German industry began to see green shoots of recovery in May, after coronavirus lockdowns were eased across the country.
Data from the federal statistics agency showed a 10.3% surge in industrial production alone in May, the bulk of which was down to car production ramping up again, after plants had been shuttered in April.
Total industrial output, across manufacturing, construction and energy, rose 7.8% in May from the month before, lower than the 10% increase broadly expected by economists polled by Reuters and the Wall Street Journal.
Industrial production in May was down by more than 19% from the same month last year.
“Industrial production is likely to have bottomed out, but despite the recovery in May, capacities remain underutilised,” the economics ministry said.
Germany’s economy ministry on Monday (6 July) said industrial orders rose by 10.4% in May, but warned that “the low level of orders also shows that the recovery process is far from over.”

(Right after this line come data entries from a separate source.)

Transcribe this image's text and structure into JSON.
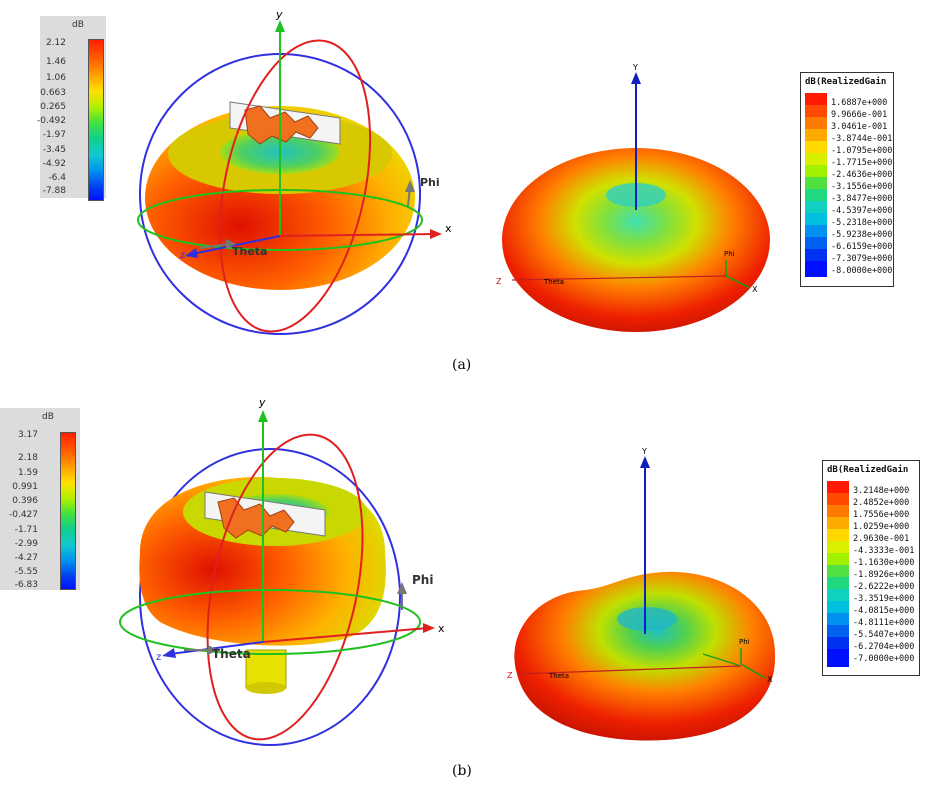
{
  "panel_a": {
    "caption": "(a)",
    "colorbar": {
      "unit": "dB",
      "ticks": [
        "2.12",
        "1.46",
        "1.06",
        "0.663",
        "0.265",
        "-0.492",
        "-1.97",
        "-3.45",
        "-4.92",
        "-6.4",
        "-7.88"
      ]
    },
    "axes_left": {
      "y": "y",
      "x": "x",
      "z": "z",
      "theta": "Theta",
      "phi": "Phi"
    },
    "legend": {
      "title": "dB(RealizedGain",
      "entries": [
        "1.6887e+000",
        "9.9666e-001",
        "3.0461e-001",
        "-3.8744e-001",
        "-1.0795e+000",
        "-1.7715e+000",
        "-2.4636e+000",
        "-3.1556e+000",
        "-3.8477e+000",
        "-4.5397e+000",
        "-5.2318e+000",
        "-5.9238e+000",
        "-6.6159e+000",
        "-7.3079e+000",
        "-8.0000e+000"
      ]
    },
    "axes_right": {
      "y": "Y",
      "x": "X",
      "z": "Z",
      "theta": "Theta",
      "phi": "Phi"
    }
  },
  "panel_b": {
    "caption": "(b)",
    "colorbar": {
      "unit": "dB",
      "ticks": [
        "3.17",
        "2.18",
        "1.59",
        "0.991",
        "0.396",
        "-0.427",
        "-1.71",
        "-2.99",
        "-4.27",
        "-5.55",
        "-6.83"
      ]
    },
    "axes_left": {
      "y": "y",
      "x": "x",
      "z": "z",
      "theta": "Theta",
      "phi": "Phi"
    },
    "legend": {
      "title": "dB(RealizedGain",
      "entries": [
        "3.2148e+000",
        "2.4852e+000",
        "1.7556e+000",
        "1.0259e+000",
        "2.9630e-001",
        "-4.3333e-001",
        "-1.1630e+000",
        "-1.8926e+000",
        "-2.6222e+000",
        "-3.3519e+000",
        "-4.0815e+000",
        "-4.8111e+000",
        "-5.5407e+000",
        "-6.2704e+000",
        "-7.0000e+000"
      ]
    },
    "axes_right": {
      "y": "Y",
      "x": "X",
      "z": "Z",
      "theta": "Theta",
      "phi": "Phi"
    }
  },
  "colors": {
    "legend_swatches": [
      "#ff1a00",
      "#ff4a00",
      "#ff7a00",
      "#ffaa00",
      "#ffd800",
      "#d8f000",
      "#a0f000",
      "#50e040",
      "#20d880",
      "#10d0c0",
      "#00c0e0",
      "#0090f0",
      "#0060f0",
      "#0030f0",
      "#0010ff"
    ]
  }
}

Economy minister Peter Altmaier was optimistic however, that Europe’s largest economy will begin picking up again from October onwards. Altmaier said that while the German economy will contract by 6% in 2020, he expects growth of over 5% next year.
While Germany appears to be emerging from the coronavirus pandemic with confidence, fears remain over a potential second wave of the virus, and several smaller lockdowns were implemented in recent weeks to contain local outbreaks.
Germany’s export economy is heavily reliant on a rebound in global demand, which may hamper its recovery this year.
The German government unveiled a €130bn (£117bn, $146bn ) financial stimulus package in June that earmarks €25bn in loans and grants for small and medium-sized businesses, price incentives for electric and hybrid cars, and lowering VAT through September.
The IFO Institute for Economic Research said today that the mood amongst Germany’s factory bosses improved again in June, as they indicated they expect production to increase in the coming three months. The IFO’s production index rose to plus 4.3 points in June, from minus 19.5 in May.
The IFO also found a growing optimism looking ahead in the automotive industry, as well as among beverage manufacturers, the food industry, pharmaceutical companies, and chemical companies.